The farm operates off a system of six wells, which are not all high-capacity, because of the geography of their farm. The wells are typically drilled to about 50 to 60 feet, with none being more than 100 feet; water is typically available at about 30 feet.
“In this area to get a large quantity of flow is a challenge. One of our wells produces about five gallons a minute,” Trimner said. “There is quite a bit of water; it is just relatively shallow, which provides challenges at times. We just want to make sure we are being good stewards and we have plenty of water for the cows.”
The farm uses approximately 82,000 gallons of water each day for operating the dairy.
Marathon County Environmental Resource Coordinator Andy Johnson explained how the aquifer in that area works.

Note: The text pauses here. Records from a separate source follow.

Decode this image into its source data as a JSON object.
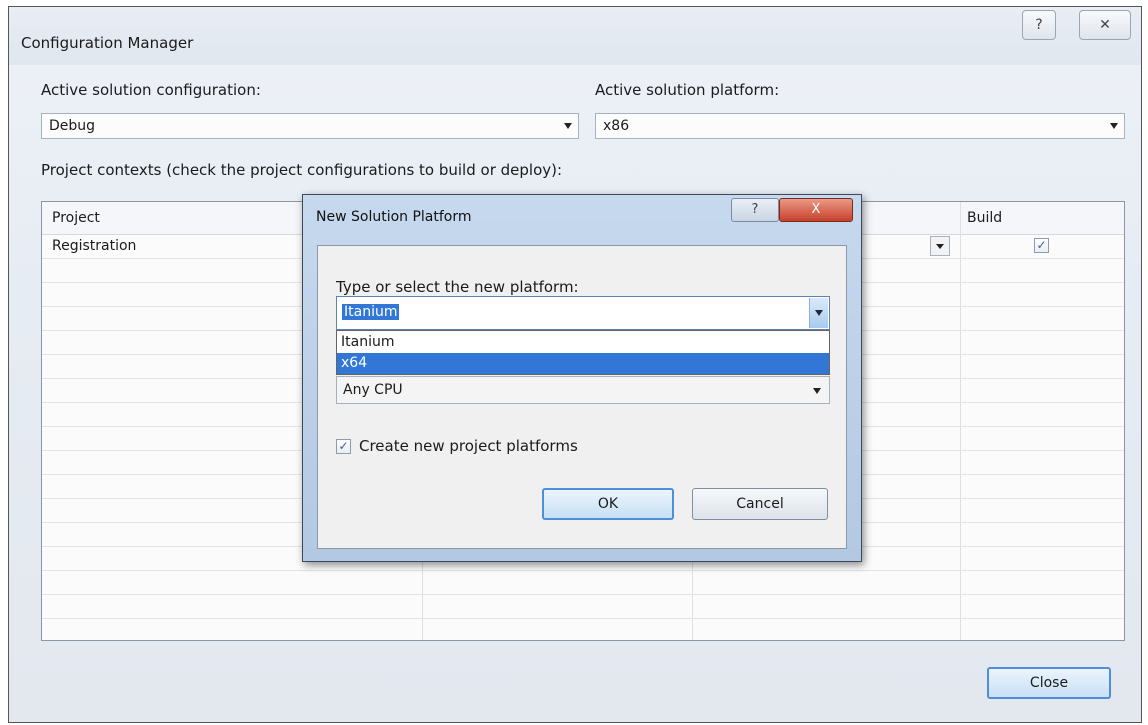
{
  "config_manager": {
    "title": "Configuration Manager",
    "help_glyph": "?",
    "close_glyph": "✕",
    "active_config_label": "Active solution configuration:",
    "active_config_value": "Debug",
    "active_platform_label": "Active solution platform:",
    "active_platform_value": "x86",
    "contexts_label": "Project contexts (check the project configurations to build or deploy):",
    "columns": {
      "project": "Project",
      "build": "Build"
    },
    "rows": [
      {
        "project": "Registration",
        "build_checked": true
      }
    ],
    "close_button": "Close"
  },
  "new_platform_dialog": {
    "title": "New Solution Platform",
    "help_glyph": "?",
    "close_glyph": "X",
    "type_label": "Type or select the new platform:",
    "platform_value": "Itanium",
    "options": [
      "Itanium",
      "x64"
    ],
    "selected_option": "x64",
    "copy_from_value": "Any CPU",
    "create_checkbox_label": "Create new project platforms",
    "create_checked": true,
    "ok_button": "OK",
    "cancel_button": "Cancel"
  }
}
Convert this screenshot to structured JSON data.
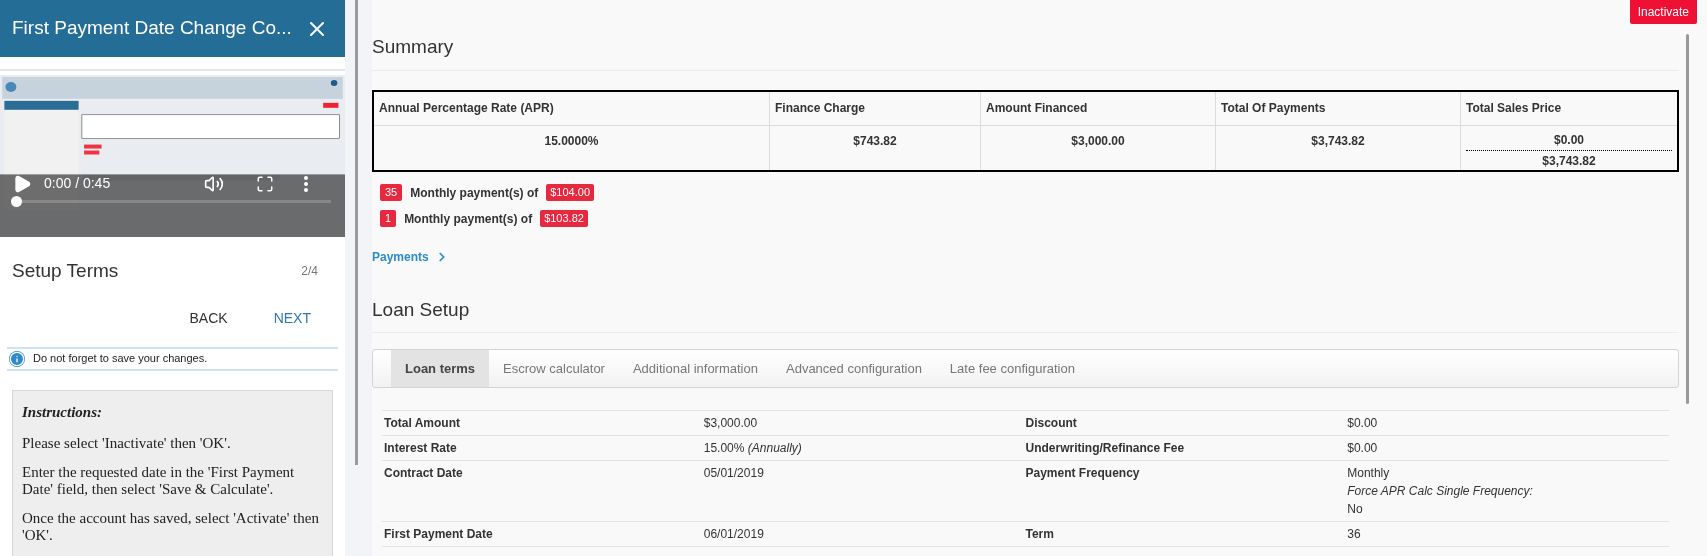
{
  "guide": {
    "title": "First Payment Date Change Co...",
    "video": {
      "time": "0:00 / 0:45",
      "level": 0
    },
    "step_title": "Setup Terms",
    "step_count": "2/4",
    "buttons": [
      {
        "label": "BACK",
        "primary": false
      },
      {
        "label": "NEXT",
        "primary": true
      }
    ],
    "notice": "Do not forget to save your changes.",
    "instructions": {
      "title": "Instructions:",
      "paragraphs": [
        "Please select 'Inactivate' then 'OK'.",
        "Enter the requested date in the 'First Payment Date' field, then select 'Save & Calculate'.",
        "Once the account has saved, select 'Activate' then 'OK'."
      ]
    }
  },
  "inactivate_button": "Inactivate",
  "summary": {
    "heading": "Summary",
    "columns": [
      {
        "header": "Annual Percentage Rate (APR)",
        "values": [
          "15.0000%"
        ]
      },
      {
        "header": "Finance Charge",
        "values": [
          "$743.82"
        ]
      },
      {
        "header": "Amount Financed",
        "values": [
          "$3,000.00"
        ]
      },
      {
        "header": "Total Of Payments",
        "values": [
          "$3,743.82"
        ]
      },
      {
        "header": "Total Sales Price",
        "values": [
          "$0.00",
          "$3,743.82"
        ]
      }
    ]
  },
  "payment_lines": [
    {
      "count": "35",
      "label": "Monthly payment(s) of",
      "amount": "$104.00"
    },
    {
      "count": "1",
      "label": "Monthly payment(s) of",
      "amount": "$103.82"
    }
  ],
  "payments_link": "Payments",
  "loan_setup": {
    "heading": "Loan Setup",
    "tabs": [
      {
        "label": "Loan terms",
        "selected": true
      },
      {
        "label": "Escrow calculator",
        "selected": false
      },
      {
        "label": "Additional information",
        "selected": false
      },
      {
        "label": "Advanced configuration",
        "selected": false
      },
      {
        "label": "Late fee configuration",
        "selected": false
      }
    ],
    "rows": [
      {
        "label": "Total Amount",
        "value": [
          "$3,000.00"
        ],
        "label_2": "Discount",
        "value_2": [
          "$0.00"
        ]
      },
      {
        "label": "Interest Rate",
        "value": [
          "15.00% *(Annually)*"
        ],
        "label_2": "Underwriting/Refinance Fee",
        "value_2": [
          "$0.00"
        ]
      },
      {
        "label": "Contract Date",
        "value": [
          "05/01/2019"
        ],
        "label_2": "Payment Frequency",
        "value_2": [
          "Monthly",
          "*Force APR Calc Single Frequency:*",
          "No"
        ]
      },
      {
        "label": "First Payment Date",
        "value": [
          "06/01/2019"
        ],
        "label_2": "Term",
        "value_2": [
          "36"
        ]
      }
    ]
  }
}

“The water comes from the bedrock, about 30 to 40 feet down. All the water comes from the fractures in that rock,” Johnson said. “It is very much unlike the Central Sands area, where you can have big-capacity, high-yielding wells. The challenge here is yield. The wells around here produce less than 20 gallons a minute; 20 gallons is a great well, so you have to put several wells together. It is a little finicky up here, you have to be careful.”
Miltrim is constantly working to provide the most comfortable environment for their cows, working to marry those needs with the need to focus efforts on conservation practices.  
The new barn built to accommodate the robot-milked portion of the herd was designed and ventilated in a manner to move enough air, eliminating the need for water misters to cool cows during the heat of the summer, further helping to decrease the water needs of the operation.
The barns are cleaned using reclaimed water in a flush system. The ventilation system allows the barn to be kept warm enough, approximately 40 degrees even on the coldest winter days, which keeps the flush system running without creating slippery, icy floors. The ventilation also reduces the occurrence of fog inside the barn, even on the coldest days.
“Keeping the fog at bay is crucial because the robots work with camera lenses to sense where the cow is and attach the milking unit,” Trimner said. “If you were to get a lot of fog in the barn, those lenses would fog up, creating issues for the camera.”   
The barns are bedded using sand, about 95% of which is reclaimed through the manure separating system that is also used to reclaim the flush water. The manure that is separated off is applied to fields using drag hoses for fields up to 6 miles away from the dairy.
“With that, one thing we focus on is lower rates of manure being applied to help facilitate soil health as well as preventing runoff,” Trimner said. “It also helps keep trucks off the road. We do have to truck some, because there are some fields that we are not able to lay hose to. The manure is incorporated immediately using a minimum disturbance injection, which creates less odor and makes the manure more accessible to the plants.”
Another area of conservation being undertaken at Miltrim is turning some fields that are low production or difficult to farm into pollinator plots. These plots have been seeded down with native species. These benefit the soil and water by adding additional areas that capture rainwater, allowing it to infiltrate back into the aquifer, as well as providing a habitat for the pollinating insects necessary for crop production.